Khartoum – Washington – Addis-Abeba — Tandis que l’attention médiatique internationale se focalise sur Gaza, Taïwan, ou l’Ukraine, le Soudan s’enfonce dans une guerre civile silencieuse. Plus de 14 millions de personnes déplacées, des villes rasées, une famine annoncée, et presque aucun écho à Washington. La première puissance mondiale semble avoir tiré un trait sur un conflit africain pourtant emblématique des désordres du XXIe siècle.
Le Soudan n’est plus seulement oublié. Il est abandonné. Et l’oubli, ici, n’est pas une simple distraction : il est un choix géopolitique.
Une guerre totale, dans un silence stratégique
Depuis avril 2023, deux factions militaires rivales — l’armée régulière du général al-Burhan et les Forces de soutien rapide du général Hemedti — s’affrontent dans une guerre sans merci. Civils massacrés, services de santé effondrés, organisations humanitaires attaquées : le Soudan est devenu le laboratoire sinistre d’une implosion d’État.
Et pourtant, l’administration américaine semble s’en tenir à un rôle de spectateur distrait. Quelques sanctions ciblées, quelques communiqués prudents… mais aucune initiative diplomatique sérieuse, aucun plan de médiation durable, aucune pression économique ou militaire.
Une Afrique hors champ, un réalisme froid
Pourquoi cette indifférence ? Parce que, répondent cyniquement certains analystes, le Soudan n’est ni stratégique, ni rentable. Ni gazoduc, ni base militaire américaine. Ni lobby puissant à Washington, ni électorat mobilisé. Le Soudan n’a pas la charge symbolique d’Israël, ni la menace nucléaire de l’Iran, ni la proximité culturelle de l’Ukraine.
L’Amérique de 2025 regarde l’Afrique avec la lassitude d’un empire fatigué. On y craint le terrorisme, on y surveille les Russes et les Chinois, mais on n’y construit plus de récit ni de projet.
Cette indifférence nouvelle tranche avec le moment Obama, où le continent — et le Soudan du Sud en particulier — bénéficiait d’un minimum de visibilité diplomatique. Aujourd’hui, sous Trump II, la boussole africaine s’est effacée, au nom d’un réalisme sans affect.
Une trahison de la parole occidentale ?
Mais cette désertion n’est pas qu’une affaire américaine. C’est aussi celle d’un Occident qui peine à penser l’Afrique autrement que comme un décor humanitaire ou un front sécuritaire. À quoi bon parler de démocratie, d’État de droit ou de stabilité quand la cinquième plus grande crise humanitaire du monde n’a même plus droit à un sommet ni à une tribune à l’ONU ?
Le Soudan, pourtant, est une métaphore violente de notre époque : des États faillis, des armées privatisées, des civils piégés, des puissances absentes. Et cette absence, justement, est peut-être le vrai scandale moral de notre temps.

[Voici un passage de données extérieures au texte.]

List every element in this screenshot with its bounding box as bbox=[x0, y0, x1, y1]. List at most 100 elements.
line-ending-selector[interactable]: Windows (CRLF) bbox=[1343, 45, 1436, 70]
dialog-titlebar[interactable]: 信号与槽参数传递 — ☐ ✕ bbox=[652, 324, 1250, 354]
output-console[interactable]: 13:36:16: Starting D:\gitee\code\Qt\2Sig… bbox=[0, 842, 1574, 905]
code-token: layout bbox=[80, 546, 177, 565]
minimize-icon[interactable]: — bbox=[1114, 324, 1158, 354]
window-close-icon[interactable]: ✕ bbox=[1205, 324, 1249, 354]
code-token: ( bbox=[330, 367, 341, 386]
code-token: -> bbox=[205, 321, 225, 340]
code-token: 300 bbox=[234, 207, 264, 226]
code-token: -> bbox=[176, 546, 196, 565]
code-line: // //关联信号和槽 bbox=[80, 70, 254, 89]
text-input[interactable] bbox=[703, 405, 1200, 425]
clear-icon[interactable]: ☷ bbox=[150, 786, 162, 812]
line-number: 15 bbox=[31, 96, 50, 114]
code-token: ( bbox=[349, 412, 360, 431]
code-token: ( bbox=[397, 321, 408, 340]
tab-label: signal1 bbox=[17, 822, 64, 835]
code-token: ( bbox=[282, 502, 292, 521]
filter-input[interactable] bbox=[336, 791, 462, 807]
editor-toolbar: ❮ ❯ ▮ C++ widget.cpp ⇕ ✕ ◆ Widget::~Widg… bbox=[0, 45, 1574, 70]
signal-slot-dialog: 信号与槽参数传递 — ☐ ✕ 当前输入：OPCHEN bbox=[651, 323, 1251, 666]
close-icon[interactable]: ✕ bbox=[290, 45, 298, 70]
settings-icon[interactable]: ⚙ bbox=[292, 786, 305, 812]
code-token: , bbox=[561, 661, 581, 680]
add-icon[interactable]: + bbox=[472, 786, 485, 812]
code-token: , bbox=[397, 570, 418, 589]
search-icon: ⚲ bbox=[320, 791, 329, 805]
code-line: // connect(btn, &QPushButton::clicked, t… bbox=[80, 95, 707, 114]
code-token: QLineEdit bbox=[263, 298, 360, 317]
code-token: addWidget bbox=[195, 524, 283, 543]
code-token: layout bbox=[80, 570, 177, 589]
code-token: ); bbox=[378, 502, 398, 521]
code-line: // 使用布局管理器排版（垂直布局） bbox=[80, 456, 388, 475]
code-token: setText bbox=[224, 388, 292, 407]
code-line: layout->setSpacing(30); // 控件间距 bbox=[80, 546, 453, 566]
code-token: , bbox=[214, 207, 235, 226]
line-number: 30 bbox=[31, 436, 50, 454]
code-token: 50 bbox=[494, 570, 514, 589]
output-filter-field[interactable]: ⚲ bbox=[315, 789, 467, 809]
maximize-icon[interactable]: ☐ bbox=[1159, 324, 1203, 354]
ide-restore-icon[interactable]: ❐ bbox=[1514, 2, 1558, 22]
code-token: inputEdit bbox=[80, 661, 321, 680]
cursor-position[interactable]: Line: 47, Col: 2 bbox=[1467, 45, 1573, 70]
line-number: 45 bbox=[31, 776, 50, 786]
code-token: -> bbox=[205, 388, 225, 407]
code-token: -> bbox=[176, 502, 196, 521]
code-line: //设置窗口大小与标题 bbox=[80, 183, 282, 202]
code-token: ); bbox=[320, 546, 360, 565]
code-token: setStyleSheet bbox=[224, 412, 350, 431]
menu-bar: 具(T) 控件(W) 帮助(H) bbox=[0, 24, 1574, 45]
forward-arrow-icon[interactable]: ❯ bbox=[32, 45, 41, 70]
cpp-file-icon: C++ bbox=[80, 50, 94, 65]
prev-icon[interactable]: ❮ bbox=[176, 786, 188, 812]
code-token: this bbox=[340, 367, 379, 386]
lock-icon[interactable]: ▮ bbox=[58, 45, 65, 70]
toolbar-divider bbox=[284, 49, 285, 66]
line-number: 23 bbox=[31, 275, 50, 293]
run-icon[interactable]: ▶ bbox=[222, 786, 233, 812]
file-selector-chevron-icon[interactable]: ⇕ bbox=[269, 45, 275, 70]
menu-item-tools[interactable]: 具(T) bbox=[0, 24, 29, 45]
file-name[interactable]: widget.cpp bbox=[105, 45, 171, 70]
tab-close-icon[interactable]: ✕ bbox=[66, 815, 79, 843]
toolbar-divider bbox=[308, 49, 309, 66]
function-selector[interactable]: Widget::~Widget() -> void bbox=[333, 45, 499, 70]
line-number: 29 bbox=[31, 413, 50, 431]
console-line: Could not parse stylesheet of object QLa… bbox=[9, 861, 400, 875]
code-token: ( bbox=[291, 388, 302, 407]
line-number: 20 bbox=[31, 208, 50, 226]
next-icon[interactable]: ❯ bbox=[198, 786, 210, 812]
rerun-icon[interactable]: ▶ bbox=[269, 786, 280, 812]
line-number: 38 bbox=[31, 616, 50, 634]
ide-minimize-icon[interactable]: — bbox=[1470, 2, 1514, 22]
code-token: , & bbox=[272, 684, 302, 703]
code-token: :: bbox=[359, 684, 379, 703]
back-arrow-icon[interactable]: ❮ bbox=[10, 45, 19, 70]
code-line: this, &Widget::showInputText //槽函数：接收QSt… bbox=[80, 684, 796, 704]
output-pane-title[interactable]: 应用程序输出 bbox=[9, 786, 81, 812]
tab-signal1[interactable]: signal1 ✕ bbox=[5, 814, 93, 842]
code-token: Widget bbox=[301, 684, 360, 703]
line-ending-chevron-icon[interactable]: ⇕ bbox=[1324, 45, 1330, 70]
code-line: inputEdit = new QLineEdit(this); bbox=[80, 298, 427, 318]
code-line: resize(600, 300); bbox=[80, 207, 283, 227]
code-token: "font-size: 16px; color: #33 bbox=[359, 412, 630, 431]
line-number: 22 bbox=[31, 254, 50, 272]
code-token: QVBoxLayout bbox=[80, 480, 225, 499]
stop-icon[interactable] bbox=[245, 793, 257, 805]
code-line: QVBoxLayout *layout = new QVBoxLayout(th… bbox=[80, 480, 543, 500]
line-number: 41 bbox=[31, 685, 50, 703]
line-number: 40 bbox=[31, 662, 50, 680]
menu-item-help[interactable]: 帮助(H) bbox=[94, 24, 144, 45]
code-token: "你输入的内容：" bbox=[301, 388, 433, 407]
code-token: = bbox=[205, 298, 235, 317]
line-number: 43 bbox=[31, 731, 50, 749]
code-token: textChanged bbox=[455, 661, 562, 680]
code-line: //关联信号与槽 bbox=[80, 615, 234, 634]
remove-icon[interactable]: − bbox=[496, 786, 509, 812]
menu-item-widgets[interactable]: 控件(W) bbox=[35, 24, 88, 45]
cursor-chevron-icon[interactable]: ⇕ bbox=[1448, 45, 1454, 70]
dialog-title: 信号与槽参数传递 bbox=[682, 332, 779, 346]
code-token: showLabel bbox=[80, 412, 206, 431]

L’Amérique et le poids de l’oubli
Ce que révèle l’abandon du Soudan par les États-Unis, ce n’est pas une politique extérieure défaillante. C’est une perte de vision. Celle d’un monde dans lequel la superpuissance américaine, même affaiblie, portait encore la fiction de l’ordre, de la stabilité, d’une certaine éthique de la responsabilité.
Aujourd’hui, l’oubli est la norme, l’Afrique un bruit de fond, et le Soudan une case vide sur la carte de la conscience occidentale. Mais un jour, cet oubli aura un coût. Il se paiera en vagues migratoires, en radicalisations silencieuses, en conflits régionaux contaminés.
Et alors, il sera trop tard pour se souvenir.